To make the mixture, simply combine the above amounts of each ingredient in a bowl and mix well. The mixture can be stored in an airtight container for up to several weeks.

Note that the above recipe is for a 100-gram mixture, but you can scale it up or down as needed to make more or less of the mixture.

You’ll notice that the amounts listed in the above recipe sum to less than 100g (33.23g) and pointing this out generates a ‘correction’ of the response which is still incorrect in the same way.

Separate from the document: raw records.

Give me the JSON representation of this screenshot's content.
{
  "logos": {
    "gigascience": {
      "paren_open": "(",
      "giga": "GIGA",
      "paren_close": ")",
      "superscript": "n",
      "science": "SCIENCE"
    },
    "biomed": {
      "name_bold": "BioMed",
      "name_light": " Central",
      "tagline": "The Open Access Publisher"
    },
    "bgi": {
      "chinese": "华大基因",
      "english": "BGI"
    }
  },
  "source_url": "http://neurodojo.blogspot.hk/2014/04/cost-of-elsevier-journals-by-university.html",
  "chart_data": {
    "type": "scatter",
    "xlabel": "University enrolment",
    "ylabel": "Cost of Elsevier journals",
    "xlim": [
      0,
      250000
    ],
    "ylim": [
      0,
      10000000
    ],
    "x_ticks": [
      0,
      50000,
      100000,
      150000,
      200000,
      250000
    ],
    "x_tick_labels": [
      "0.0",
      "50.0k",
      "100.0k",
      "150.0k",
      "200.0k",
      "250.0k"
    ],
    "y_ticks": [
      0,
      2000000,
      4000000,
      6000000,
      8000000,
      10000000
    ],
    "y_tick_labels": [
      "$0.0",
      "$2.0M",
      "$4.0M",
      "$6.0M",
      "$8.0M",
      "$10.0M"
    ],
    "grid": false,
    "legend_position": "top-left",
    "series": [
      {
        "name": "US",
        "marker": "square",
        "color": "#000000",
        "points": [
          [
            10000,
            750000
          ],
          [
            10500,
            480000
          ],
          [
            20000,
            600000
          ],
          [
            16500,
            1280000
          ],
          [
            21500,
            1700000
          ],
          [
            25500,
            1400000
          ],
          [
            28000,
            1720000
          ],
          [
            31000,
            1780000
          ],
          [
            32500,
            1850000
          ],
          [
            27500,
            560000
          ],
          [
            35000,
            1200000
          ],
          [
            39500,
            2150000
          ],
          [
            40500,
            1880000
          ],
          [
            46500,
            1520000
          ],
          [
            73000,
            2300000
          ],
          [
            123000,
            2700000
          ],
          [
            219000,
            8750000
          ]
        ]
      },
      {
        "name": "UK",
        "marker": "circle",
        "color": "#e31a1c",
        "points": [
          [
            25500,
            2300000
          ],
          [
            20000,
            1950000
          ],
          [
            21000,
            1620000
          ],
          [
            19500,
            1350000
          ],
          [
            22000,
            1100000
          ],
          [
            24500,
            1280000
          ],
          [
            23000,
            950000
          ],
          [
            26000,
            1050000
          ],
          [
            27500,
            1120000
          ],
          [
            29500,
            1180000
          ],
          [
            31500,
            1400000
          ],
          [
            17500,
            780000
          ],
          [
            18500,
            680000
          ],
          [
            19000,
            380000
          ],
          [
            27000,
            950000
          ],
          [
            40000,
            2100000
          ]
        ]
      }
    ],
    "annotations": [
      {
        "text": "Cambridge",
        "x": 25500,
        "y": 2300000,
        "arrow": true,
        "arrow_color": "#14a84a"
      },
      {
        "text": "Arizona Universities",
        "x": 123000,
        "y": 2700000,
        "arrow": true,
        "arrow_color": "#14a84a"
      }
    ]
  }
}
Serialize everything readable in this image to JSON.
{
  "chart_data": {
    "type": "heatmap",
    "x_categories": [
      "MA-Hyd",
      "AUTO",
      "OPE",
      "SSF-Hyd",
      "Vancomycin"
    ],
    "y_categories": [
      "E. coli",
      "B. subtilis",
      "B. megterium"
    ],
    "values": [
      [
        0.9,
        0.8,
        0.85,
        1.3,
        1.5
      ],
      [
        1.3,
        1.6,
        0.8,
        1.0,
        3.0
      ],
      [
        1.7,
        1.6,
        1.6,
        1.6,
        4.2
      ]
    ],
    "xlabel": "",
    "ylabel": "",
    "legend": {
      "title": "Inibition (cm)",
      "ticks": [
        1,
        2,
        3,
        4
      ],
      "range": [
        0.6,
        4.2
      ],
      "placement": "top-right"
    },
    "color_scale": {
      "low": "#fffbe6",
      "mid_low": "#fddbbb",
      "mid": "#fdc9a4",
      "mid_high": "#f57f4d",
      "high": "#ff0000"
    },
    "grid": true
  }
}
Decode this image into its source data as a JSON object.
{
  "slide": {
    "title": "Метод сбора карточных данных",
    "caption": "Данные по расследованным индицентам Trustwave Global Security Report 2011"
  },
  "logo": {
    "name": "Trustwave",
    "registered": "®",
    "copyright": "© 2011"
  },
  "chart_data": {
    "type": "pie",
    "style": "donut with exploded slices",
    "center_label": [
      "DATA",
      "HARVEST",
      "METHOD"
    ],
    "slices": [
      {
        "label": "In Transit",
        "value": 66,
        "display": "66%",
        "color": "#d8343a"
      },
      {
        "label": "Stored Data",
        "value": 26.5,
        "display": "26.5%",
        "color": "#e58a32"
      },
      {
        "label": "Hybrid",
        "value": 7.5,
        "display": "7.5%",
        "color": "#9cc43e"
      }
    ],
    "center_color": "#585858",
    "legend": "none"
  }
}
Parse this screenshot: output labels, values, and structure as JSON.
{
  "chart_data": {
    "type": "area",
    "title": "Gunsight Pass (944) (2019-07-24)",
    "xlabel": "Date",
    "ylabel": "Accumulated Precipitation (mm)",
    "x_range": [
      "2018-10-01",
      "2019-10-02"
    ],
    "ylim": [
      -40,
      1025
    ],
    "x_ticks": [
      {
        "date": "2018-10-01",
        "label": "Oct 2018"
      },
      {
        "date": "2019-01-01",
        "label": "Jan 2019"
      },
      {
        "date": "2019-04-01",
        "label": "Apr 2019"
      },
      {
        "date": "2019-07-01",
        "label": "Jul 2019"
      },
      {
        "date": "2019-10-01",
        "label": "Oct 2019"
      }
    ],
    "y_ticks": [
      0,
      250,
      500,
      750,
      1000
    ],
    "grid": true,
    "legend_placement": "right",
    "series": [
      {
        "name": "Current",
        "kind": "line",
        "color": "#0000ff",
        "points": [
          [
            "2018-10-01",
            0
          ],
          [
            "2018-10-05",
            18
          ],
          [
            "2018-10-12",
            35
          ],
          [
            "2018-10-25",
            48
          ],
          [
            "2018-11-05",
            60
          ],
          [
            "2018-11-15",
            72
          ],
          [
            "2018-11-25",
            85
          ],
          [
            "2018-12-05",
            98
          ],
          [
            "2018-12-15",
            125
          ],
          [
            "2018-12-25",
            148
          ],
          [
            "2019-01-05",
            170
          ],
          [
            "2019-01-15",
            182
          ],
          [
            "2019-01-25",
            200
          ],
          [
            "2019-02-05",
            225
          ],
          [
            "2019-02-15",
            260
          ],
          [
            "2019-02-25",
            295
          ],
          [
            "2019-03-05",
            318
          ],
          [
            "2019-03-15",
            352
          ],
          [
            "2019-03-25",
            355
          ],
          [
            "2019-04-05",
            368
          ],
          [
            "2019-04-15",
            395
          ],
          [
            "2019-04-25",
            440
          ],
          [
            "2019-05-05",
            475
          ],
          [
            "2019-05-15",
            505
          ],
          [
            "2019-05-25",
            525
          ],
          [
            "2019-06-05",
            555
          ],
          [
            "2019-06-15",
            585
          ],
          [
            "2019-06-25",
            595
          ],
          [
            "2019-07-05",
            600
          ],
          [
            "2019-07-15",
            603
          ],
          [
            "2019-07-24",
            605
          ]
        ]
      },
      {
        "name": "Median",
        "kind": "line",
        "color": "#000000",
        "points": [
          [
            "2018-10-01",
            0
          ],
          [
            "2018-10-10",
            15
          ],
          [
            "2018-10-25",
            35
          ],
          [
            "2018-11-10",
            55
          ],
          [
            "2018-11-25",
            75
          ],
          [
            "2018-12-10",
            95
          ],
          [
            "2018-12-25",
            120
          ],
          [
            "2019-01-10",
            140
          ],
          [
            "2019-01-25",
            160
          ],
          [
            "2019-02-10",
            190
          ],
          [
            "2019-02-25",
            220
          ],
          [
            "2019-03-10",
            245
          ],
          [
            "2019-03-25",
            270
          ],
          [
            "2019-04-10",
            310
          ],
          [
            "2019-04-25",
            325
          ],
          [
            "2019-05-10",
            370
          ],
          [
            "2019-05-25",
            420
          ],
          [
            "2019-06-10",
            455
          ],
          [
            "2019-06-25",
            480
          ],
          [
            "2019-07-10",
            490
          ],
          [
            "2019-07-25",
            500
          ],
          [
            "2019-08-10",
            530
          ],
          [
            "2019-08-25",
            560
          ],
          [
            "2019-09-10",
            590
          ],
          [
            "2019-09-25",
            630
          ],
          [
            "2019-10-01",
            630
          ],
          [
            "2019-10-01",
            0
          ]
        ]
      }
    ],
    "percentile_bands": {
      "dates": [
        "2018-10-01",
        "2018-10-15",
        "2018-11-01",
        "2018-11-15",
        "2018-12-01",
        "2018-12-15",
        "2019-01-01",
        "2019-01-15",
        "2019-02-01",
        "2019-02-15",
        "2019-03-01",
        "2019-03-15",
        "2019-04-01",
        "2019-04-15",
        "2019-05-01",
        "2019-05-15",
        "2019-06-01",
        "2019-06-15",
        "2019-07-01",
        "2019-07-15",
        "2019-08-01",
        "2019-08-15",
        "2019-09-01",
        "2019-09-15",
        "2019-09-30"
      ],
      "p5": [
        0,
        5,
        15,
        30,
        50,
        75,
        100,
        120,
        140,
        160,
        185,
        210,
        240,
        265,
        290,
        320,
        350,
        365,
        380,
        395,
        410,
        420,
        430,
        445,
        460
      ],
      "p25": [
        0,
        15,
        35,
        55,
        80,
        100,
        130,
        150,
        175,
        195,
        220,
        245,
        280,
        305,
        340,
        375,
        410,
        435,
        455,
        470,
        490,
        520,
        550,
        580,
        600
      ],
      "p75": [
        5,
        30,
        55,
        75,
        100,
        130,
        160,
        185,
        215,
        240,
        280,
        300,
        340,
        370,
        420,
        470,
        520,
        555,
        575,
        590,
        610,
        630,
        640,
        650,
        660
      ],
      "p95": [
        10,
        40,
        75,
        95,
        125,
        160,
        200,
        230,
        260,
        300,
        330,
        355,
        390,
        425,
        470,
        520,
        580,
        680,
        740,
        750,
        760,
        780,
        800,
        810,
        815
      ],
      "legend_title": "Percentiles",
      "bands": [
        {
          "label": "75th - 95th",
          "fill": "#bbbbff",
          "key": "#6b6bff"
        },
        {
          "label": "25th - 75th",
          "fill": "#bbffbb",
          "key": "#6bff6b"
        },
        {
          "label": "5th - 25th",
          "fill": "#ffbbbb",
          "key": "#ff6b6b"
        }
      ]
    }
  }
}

The next combination offered for the recipe is (50.89,15.73,29.38). That is then corrected to (37.02,11.38,21.60) and then finally to:

50g raisins
15.5g almonds
34.5g peanuts

In previous trials of this problem, the third solution was never reached, instead there was an unknown error during response generation. This third combination does at least equal 100g but does it solve the original problem? Taking the nutritional information in ChatGPT’s training data then we can formulate the following to express the actual amounts of macronutrients provided by this recipe: $$C = 0.792r +0.217a + 0.161p \stackrel{?}{=} 50.89$$ $$P = 0.031r +0.212a + 0.258p \stackrel{?}{=} 15.73$$ $$F = 0.005r +0.499a + 0.492p \stackrel{?}{=} 29.38$$

where $r=50;a=15.5;p=34.5$:

$$\Rightarrow C\approx 48.52;P\approx 13.74;F\approx 24.96$$

So the recipe generated by ChatGPT is significantly incorrect due to arithmetic errors. However, what is actually interesting to me is that the AI struggles to detect this and to correct it. But, this was a demonstration of a well-understood limitation and also a demonstration that it’s important to double-check any recipes that ChefGPT generates.